‘Isa Pa, With Feelings’ review: Sweet and simple love

Oggs Cruz
‘Isa Pa, With Feelings’ review: Sweet and simple love
'It doesn’t cheat its way towards its happy endings. All the emotions it conjures feel sincere and authentic.'

The market nowadays has storytellers scrambling for novel theses on love.

Just recently, Andoy Ranay’s Open (2019) brought to the table a relationship set-up that challenges the traditional monogamist appreciation of romance, examining in an unsatisfyingly simplistic manner how love can persist in a society with perspectives. Antoinette Jadaone’s Never Not Love You (2018) douses the fairy tale idea of romance by onscreen tandems with doses of reality, enunciating the necessity of romance-driven national cinema to temper its escapist motives with the bleaker aspects of the human condition.

Jadaone’s Alone/Together (2019), Cathy Garcia-Molina’s Hello Love, Goodbye (2019), Jason Paul Laxamana’s Between Maybes (2019) and many other films stray farther and further from being true love stories and closer into commentaries on the romantic relationship in an age where practicality trumps the affairs of the heart.

A love story, through and through

Prime Cruz’s Isa Pa, With Feelings is a love story, through and through.

There are no buts, no ifs. There are no unnecessary complications and no delusions as to the grandeur of the oft-depicted emotion. It is as simple a romance can be.

Mara (Maine Mendoza) aims to be an architect because of her father’s frustrated ambition to be one. She, however, fails to pass the board exams and in one moment of anguish, figures in a minor accident where she is consoled by her neighbor Gali (Carlo Aquino), who is deaf. They eventually bond and amidst their differences, develop a liking to each other. Gali, seemingly untroubled by anything despite his inability to hear, reveals anxieties and hesitations as his budding relationship with Mara forces him closer to a world where he is different.

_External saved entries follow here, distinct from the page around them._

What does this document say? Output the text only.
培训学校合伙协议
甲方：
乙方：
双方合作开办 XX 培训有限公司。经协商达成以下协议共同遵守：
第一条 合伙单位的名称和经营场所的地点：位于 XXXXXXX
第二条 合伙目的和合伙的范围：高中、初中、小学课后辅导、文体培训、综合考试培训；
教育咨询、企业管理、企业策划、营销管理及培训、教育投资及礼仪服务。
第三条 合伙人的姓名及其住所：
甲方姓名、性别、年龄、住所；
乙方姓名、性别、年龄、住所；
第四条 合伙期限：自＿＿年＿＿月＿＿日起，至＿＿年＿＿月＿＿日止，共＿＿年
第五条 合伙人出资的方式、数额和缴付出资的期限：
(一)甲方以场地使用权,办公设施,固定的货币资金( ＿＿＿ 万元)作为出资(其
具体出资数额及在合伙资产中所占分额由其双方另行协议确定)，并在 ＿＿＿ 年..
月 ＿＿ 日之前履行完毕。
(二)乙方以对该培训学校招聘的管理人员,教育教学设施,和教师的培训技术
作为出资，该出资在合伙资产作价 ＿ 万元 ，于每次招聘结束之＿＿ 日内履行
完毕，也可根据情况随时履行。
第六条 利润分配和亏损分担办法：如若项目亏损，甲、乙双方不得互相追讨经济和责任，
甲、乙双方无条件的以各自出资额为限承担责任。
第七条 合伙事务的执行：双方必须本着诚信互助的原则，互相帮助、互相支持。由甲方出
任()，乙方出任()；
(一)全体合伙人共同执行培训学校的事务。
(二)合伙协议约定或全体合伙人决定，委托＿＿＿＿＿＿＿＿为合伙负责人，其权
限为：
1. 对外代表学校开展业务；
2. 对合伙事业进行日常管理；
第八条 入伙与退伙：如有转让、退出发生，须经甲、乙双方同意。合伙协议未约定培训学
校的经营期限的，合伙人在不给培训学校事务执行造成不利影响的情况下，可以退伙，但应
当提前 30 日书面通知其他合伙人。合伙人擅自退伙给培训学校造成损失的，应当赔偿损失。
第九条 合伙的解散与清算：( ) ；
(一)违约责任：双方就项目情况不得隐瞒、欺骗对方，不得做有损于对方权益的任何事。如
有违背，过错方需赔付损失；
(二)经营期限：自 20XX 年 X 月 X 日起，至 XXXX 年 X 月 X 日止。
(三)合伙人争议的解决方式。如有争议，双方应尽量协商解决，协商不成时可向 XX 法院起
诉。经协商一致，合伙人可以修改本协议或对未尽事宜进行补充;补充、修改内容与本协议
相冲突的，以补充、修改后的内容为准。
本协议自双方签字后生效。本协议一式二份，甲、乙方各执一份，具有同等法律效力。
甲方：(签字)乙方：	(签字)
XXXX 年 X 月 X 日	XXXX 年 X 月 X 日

The film stands out because it refuses to champion poignancy and heartache without regressing to previous attitudes that treat love as if it was so easily earned with just an instance of a kiss. It is complex enough without totally abandoning the familiar movements of the romance formula. Its characters, while not as harassed by the challenges of an inequitable economy, are portrayed with apt motivations that aren’t necessarily hinged on their need for love.

While the screenplay written by Jen Chuaunsu and Kookai Labayen follow the familiar grooves of the rom-com, it never falls into trap of clinging onto the tired tropes that define the genre. There are still familiar expectations that distract the lovers from their romantic aspirations. There are still third parties in the form of a former flame. There are still naysaying friends who offer cautions to their careless dive into love’s uncertain seas. The film however just hops scrapes those surfaces, relying instead on the magical moments when the love is uncomplicated and purely beautiful, when it works without fault.

Actions speak louder than words

Cruz is a visual storyteller.

From his first film Sleepless (2015) to his sole horror film The Debutantes (2017), he always amplifies his film’s conceit, whether it be love in an age of graveyard shifts or fear in a society confounded by bullyism, through a rich and textured visual design that complements the plot with a distinct mood and atmosphere. In Isa Pa, With Feelings, Cruz makes sure that the world where the differing worlds of Mara and Gali beautifully collides is conspicuously mundane but with a wide allowance for magic. The film depicts everyday interiors that suddenly explode with color, light or extreme emotion by a mere shift in perspective.

In Isa Pa, With Feelings, actions speak louder than words.

Cruz fully comprehends this and fully utilizes the strengths of his actors. He carefully blends Mendoza’s unmitigated expressiveness with Aquino’s subtle gestures in scenes that are both humorous and irresistibly sentimental. The film is unabashed in its motives to again put love on against all odds on a pedestal after it being waylaid for stark realism.

Thankfully, the film earns its optimism. It doesn’t cheat its way towards its happy endings. All the emotions it conjures feel sincere and authentic.

Acts of kindness

In the beginning, Mara and Gali find love amidst pain and difference through an act of kindness. In the film’s glorious end, the two embattled lovers reassure each other again with an act of kindness.

Isa Pa, With Feelings is refreshing because amidst the pessimism that has tainted love, it defiantly offers a reaffirmation that the crux of love will always be kindness. – Rappler.com


Francis Joseph Cruz litigates for a living and writes about cinema for fun. The first Filipino movie he saw in the theaters was Carlo J. Caparas’ Tirad Pass.

Since then, he’s been on a mission to find better memories with Philippine cinema.